Kemudian dirinya juga menyampaikan kalau Imam Nawawi berpendapat demikian. Shahin hadist muslim, kemudian ada lagi Raudhatul Tholibin, begitu pula Iman Syarwani dalam kitabnya, ada lagi Ibnu Taimiyah, ini kan imamnya orang Wahabi sendiri mengatakan tembok uang makruh.
“Tidak ada ulama yang menganggap baik menulis kalimat tauhid, Alquran di bendera. Siapapun. Bukan hanya HTI. Semuanya. tidak ada ulama yang anggap baik menulis kalimat tauhid di bendera karena takut kita tidak mampu menghormatinya,” ujarnya.
Dalam kesempatan konferensi pers itu juga hadir Sekjen PBNU, Helmi Faishal Zaini yang setali tiga uang dengan Ketua PBNU dalam soal penulisan kalimat tauhid yang ditulis di bendera dan lainnya.
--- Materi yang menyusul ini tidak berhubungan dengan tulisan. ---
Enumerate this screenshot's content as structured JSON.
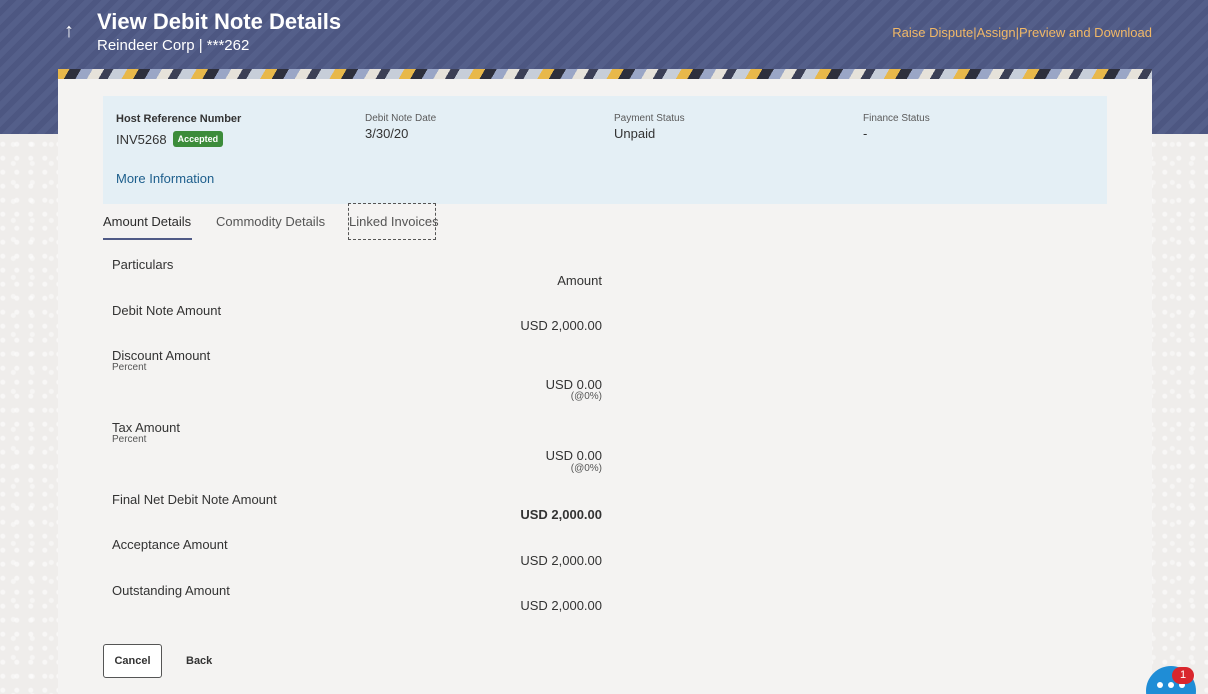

“Yah, contoh sederhananya kesebelasan Saudi Arabia lawan Prancis. Bendera Saudi Arabia bertuliskan Laailahaillalah muhammadurrasulullah melawan benderanya Prancis kalah 6:0 misalnya, lalu Prancis dianggap sebagai tidak menghormati kalimat tauhid karena memenangkan pertarungan tersebut,” ujar Helmi memberi kiasan.
Contoh kedua yang disampaikannya adalah soal mata uang riyal itu ada kalimat Tauhid Nya. Uang kertas juga ada. Kalau kita taruh di dompet lalu kita masuk kamar mandi berarti kita sudah menghinakan. Lafal lafal ini harus dijaga dengan baik.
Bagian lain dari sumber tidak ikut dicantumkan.